Nieuwe onderzoeksresultaten van World Buiatrics Congress (WBC) laten zien hoe bedrijfsbegeleiding door dierenartsen zich in de toekomst zal doorontwikkelen.
Meer dan 3.000 dierenartsen vanuit 74 landen wereldwijd kwamen in september vorig jaar naar Madrid om het World Buiatrics Congress te volgen. Met buatrics (buiatrie) wordt bedoeld: de geneeskunde, chirurgie en theriogenologie (voortplanting) voor rundvee inclusief preventie en/of management. Buiatrie bestrijkt dus een breed gebied van wetenschappelijk onderzoek (toegepaste pathofysiologie, microbiologie, parasitologie, toxicologie, laboratoriumtechnieken et cetera) en praktijkervaringen (individuele dierverzorging en gezondheidsprogramma’s voor melk- en vleesvee en herkauwers die niet tot de landbouwhuisdieren behoren (Bovinae)).

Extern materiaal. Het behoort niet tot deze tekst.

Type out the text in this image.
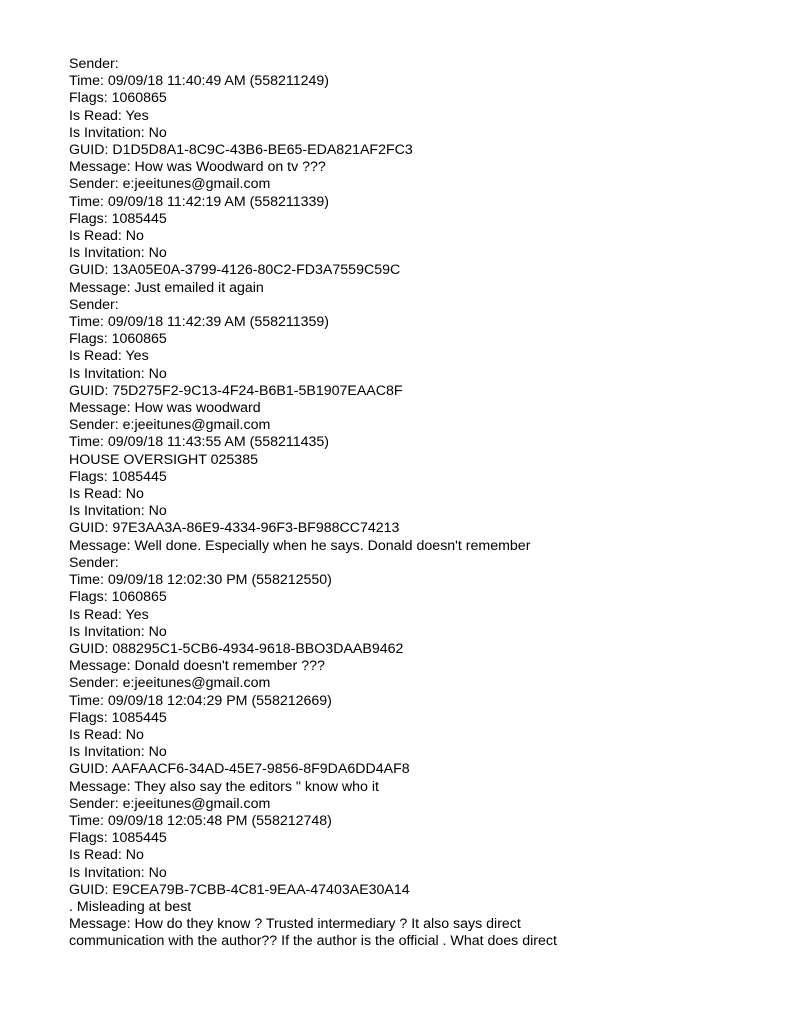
Sender:
Time: 09/09/18 11:40:49 AM (558211249)
Flags: 1060865
Is Read: Yes
Is Invitation: No
GUID: D1D5D8A1-8C9C-43B6-BE65-EDA821AF2FC3
Message: How was Woodward on tv ???
Sender: e:jeeitunes@gmail.com
Time: 09/09/18 11:42:19 AM (558211339)
Flags: 1085445
Is Read: No
Is Invitation: No
GUID: 13A05E0A-3799-4126-80C2-FD3A7559C59C
Message: Just emailed it again
Sender:
Time: 09/09/18 11:42:39 AM (558211359)
Flags: 1060865
Is Read: Yes
Is Invitation: No
GUID: 75D275F2-9C13-4F24-B6B1-5B1907EAAC8F
Message: How was woodward
Sender: e:jeeitunes@gmail.com
Time: 09/09/18 11:43:55 AM (558211435)
HOUSE OVERSIGHT 025385
Flags: 1085445
Is Read: No
Is Invitation: No
GUID: 97E3AA3A-86E9-4334-96F3-BF988CC74213
Message: Well done. Especially when he says. Donald doesn't remember
Sender:
Time: 09/09/18 12:02:30 PM (558212550)
Flags: 1060865
Is Read: Yes
Is Invitation: No
GUID: 088295C1-5CB6-4934-9618-BBO3DAAB9462
Message: Donald doesn't remember ???
Sender: e:jeeitunes@gmail.com
Time: 09/09/18 12:04:29 PM (558212669)
Flags: 1085445
Is Read: No
Is Invitation: No
GUID: AAFAACF6-34AD-45E7-9856-8F9DA6DD4AF8
Message: They also say the editors " know who it
Sender: e:jeeitunes@gmail.com
Time: 09/09/18 12:05:48 PM (558212748)
Flags: 1085445
Is Read: No
Is Invitation: No
GUID: E9CEA79B-7CBB-4C81-9EAA-47403AE30A14
. Misleading at best
Message: How do they know ? Trusted intermediary ? It also says direct
communication with the author?? If the author is the official . What does direct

Tijdens het WBC dat dit jaar in Madrid plaatsvond, kwamen 3.000 dierenartsen uit de hele wereld samen om onderzoeksresultaten over de gebieden diagnostiek, zoönosen en financiën van productieziekten in melkveekoppels te bediscussiëren. Elite doet verslag van de belangrijkste behandelde thema’s.

Soortenveelheid maakt het verschil
GD-directeur en Wageningen-professor Ynte Schukken opende het congres. Met zijn team slaagde hij erin om met behulp van speciale diagnostiek (16S sequencing) aan te tonen dat melkmonsters van koeien, die lange tijd een laag celgetal hadden en waarbij geen ziekteverwekker werd aangetoond, over een zeer divers microbioom beschikten.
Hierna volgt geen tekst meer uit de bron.